Synchrony is one of the most interesting Gestalt design principles and dictates that elements that move in the same direction will be perceived as more related to each other than those moving in opposite or different directions. Regardless of how they are placed, we will always see things that move in the same direction related to each other.
For example, in the image below, you’ll see that not all the circles are pointing upwards. Some of them are pointing downwards, but most viewers will associate them as similar together even though they aren’t physically grouped together.
According to the continuity principle, elements arranged in a curve or line are expected to continue beyond their endpoint. Short put, when our eyes follow a line or a curve, they believe the line will continue in the same direction until it encounters something along the way.
A perfect example is just like when you are looking at a road. The road will continually expand further than your eyes will see, but it doesn’t mean that the road will never end, does it? So instead, you keep assuming that it will continue along the same line you keep looking at.
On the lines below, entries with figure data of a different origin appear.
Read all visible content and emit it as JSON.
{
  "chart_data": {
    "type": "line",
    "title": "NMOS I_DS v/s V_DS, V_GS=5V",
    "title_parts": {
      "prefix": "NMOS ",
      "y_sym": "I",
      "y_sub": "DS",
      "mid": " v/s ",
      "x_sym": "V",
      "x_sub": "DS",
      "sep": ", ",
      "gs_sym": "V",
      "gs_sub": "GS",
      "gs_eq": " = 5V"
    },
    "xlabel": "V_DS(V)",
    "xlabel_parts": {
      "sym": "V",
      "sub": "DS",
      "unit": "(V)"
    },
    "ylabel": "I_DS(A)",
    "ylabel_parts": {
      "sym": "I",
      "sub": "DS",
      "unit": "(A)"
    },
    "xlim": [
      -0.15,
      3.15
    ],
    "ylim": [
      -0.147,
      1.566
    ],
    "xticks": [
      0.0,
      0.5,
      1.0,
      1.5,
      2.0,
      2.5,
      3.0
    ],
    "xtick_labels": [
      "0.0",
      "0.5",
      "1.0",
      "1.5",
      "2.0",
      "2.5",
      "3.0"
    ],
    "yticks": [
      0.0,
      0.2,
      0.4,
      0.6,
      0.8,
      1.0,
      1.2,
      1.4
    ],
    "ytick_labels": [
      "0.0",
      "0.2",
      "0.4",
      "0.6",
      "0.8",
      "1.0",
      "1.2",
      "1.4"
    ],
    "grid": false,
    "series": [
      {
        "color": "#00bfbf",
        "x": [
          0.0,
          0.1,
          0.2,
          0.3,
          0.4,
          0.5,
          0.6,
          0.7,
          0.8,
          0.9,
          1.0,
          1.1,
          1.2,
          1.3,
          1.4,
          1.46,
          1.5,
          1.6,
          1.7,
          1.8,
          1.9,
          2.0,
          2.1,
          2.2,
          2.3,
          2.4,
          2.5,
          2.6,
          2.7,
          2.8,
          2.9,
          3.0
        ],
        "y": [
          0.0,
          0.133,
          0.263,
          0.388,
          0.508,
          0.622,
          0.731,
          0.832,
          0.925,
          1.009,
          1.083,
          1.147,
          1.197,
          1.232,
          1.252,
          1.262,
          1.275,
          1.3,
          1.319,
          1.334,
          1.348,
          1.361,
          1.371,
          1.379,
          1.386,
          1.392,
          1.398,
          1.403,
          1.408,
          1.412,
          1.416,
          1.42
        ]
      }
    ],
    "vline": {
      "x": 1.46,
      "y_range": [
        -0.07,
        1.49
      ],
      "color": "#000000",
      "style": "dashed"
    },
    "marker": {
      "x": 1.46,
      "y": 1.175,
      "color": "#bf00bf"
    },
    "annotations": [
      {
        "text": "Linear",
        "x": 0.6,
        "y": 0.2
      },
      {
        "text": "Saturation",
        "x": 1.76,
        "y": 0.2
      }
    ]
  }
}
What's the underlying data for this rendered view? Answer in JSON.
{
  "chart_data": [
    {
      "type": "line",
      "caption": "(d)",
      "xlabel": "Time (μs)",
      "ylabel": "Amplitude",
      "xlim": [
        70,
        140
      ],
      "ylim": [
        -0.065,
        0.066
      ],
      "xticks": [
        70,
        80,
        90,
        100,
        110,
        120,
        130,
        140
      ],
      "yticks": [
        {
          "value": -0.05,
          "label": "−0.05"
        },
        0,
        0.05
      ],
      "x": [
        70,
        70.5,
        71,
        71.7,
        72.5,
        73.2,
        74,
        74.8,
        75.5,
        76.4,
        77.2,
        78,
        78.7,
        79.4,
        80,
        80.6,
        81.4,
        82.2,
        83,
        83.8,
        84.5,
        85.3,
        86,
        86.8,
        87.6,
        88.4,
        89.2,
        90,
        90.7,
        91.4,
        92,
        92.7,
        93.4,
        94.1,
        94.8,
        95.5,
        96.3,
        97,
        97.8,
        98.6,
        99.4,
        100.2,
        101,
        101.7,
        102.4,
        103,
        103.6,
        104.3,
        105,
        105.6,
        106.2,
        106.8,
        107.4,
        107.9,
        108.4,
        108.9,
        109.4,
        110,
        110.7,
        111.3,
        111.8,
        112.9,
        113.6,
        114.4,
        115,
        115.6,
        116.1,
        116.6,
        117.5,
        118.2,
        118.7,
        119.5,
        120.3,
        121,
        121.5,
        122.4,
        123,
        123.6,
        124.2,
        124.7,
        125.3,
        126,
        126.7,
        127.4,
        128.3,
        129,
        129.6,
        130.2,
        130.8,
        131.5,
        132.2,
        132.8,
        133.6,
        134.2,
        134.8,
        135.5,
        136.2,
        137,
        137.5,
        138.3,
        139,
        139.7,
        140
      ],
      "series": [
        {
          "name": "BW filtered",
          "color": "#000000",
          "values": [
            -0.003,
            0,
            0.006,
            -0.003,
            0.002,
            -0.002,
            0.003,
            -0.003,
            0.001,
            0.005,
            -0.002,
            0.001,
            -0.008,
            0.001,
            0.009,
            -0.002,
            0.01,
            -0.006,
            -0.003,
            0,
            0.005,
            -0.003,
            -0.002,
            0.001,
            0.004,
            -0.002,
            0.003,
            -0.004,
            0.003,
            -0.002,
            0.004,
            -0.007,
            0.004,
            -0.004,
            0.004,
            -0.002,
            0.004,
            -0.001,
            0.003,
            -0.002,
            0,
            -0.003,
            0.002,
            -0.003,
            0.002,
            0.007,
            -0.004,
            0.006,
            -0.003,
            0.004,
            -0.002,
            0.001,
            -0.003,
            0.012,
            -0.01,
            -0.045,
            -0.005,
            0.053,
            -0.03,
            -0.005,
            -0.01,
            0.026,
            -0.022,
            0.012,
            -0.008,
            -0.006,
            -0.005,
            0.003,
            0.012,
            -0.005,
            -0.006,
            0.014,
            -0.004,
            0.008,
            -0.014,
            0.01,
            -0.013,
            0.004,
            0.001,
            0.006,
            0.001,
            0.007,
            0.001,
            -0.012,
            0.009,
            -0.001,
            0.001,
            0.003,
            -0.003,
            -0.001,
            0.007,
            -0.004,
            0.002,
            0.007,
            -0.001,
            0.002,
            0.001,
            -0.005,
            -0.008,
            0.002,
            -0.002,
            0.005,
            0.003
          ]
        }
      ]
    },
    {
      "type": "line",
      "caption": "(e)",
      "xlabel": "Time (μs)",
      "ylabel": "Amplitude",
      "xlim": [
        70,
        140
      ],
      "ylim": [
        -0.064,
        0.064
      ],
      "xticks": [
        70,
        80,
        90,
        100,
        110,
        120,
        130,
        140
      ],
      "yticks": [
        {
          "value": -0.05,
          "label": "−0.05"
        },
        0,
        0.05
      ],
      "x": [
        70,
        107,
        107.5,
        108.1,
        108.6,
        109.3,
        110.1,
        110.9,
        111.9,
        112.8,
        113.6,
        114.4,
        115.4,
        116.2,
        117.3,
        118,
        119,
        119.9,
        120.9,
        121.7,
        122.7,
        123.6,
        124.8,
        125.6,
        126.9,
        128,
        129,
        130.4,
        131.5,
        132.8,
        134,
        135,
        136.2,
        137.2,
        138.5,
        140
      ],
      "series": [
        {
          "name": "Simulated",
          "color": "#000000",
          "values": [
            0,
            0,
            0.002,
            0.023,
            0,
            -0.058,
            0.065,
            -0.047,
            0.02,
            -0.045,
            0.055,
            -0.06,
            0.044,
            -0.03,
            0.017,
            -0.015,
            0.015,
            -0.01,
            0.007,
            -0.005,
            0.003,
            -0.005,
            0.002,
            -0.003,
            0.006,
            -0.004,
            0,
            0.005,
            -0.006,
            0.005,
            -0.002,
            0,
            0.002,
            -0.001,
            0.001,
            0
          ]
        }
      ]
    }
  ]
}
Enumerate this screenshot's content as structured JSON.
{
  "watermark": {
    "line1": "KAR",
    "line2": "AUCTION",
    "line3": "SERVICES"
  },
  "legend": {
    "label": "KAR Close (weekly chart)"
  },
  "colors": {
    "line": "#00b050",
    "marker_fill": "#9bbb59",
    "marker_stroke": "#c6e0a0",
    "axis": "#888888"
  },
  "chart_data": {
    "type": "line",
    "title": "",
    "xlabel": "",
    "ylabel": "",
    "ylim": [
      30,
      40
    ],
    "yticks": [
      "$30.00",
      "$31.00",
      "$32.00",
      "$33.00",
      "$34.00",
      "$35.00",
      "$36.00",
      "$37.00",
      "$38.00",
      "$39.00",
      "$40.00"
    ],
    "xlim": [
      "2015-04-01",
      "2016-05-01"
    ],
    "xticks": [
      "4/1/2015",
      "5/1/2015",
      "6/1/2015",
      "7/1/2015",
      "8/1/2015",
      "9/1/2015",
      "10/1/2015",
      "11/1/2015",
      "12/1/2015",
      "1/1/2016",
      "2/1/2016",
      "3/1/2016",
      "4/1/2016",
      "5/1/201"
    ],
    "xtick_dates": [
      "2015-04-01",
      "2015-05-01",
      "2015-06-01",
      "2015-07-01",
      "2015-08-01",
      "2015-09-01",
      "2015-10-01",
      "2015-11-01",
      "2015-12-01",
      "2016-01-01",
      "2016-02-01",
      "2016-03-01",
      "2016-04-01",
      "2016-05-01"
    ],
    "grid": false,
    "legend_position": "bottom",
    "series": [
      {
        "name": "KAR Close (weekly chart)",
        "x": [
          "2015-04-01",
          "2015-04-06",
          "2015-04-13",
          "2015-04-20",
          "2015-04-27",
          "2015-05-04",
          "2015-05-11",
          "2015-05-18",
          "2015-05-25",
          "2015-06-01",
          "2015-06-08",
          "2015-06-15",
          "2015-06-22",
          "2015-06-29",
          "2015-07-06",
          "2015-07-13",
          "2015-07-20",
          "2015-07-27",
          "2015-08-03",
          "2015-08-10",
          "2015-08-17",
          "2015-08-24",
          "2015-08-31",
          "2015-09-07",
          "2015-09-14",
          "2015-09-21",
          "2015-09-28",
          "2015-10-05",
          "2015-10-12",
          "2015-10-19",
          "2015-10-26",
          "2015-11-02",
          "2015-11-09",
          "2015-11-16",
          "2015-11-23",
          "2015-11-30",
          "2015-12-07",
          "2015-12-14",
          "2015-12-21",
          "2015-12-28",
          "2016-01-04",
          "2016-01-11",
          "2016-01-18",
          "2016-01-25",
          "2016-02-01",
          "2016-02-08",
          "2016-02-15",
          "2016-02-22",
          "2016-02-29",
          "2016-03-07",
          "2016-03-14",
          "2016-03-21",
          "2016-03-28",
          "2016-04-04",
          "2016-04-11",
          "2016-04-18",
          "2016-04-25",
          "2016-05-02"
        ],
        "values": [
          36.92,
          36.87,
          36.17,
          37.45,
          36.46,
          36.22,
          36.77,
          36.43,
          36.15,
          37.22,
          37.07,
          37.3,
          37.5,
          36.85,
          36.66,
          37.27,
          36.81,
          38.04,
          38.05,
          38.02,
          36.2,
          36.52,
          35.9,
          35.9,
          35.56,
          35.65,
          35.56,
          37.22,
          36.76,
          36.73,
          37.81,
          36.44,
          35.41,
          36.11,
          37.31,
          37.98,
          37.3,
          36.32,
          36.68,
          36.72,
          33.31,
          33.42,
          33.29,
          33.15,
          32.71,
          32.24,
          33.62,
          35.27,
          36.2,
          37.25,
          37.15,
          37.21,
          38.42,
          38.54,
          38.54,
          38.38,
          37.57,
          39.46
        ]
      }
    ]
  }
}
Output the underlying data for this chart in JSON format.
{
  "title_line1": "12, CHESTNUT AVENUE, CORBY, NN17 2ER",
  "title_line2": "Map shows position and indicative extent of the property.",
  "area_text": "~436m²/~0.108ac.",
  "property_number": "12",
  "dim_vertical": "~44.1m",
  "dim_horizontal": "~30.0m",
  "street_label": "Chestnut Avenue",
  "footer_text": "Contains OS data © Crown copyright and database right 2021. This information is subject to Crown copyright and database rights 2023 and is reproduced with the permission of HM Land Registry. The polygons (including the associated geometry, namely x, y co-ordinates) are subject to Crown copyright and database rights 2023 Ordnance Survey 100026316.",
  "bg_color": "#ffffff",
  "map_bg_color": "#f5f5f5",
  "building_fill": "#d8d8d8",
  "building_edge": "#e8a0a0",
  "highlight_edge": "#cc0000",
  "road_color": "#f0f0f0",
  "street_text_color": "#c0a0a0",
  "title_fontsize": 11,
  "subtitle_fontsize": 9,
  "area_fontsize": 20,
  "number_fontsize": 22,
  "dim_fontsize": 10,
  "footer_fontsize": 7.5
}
For example, let’s take a look at the picture below. We are perceiving the image as a continuous movement and trying to minimize any interruptions and changes along the way. Here, we can perceive the image in two ways, one is the two lines overlapping, and the other is the red line and black line parting their ways while moving. In this case, it all comes down to perception.
That’s all for this article. These are the nine ways you can use Gestalt’s principles to help you enhance your site’s design or whatever you are trying to achieve with your consumers. Gestalt’s principles are important to analyze because they help you identify what perceptions a visitor would have when they visit your site or of an image you may post on social media or anywhere else.
Above all, we used example photos that you can observe to see how customers will react. No matter what you do, your priority should be improving how you design and attract new visitors. The key to great design is knowing how users will perceive your website or any image you are using. When you have this type of information, you are as powerful as ever!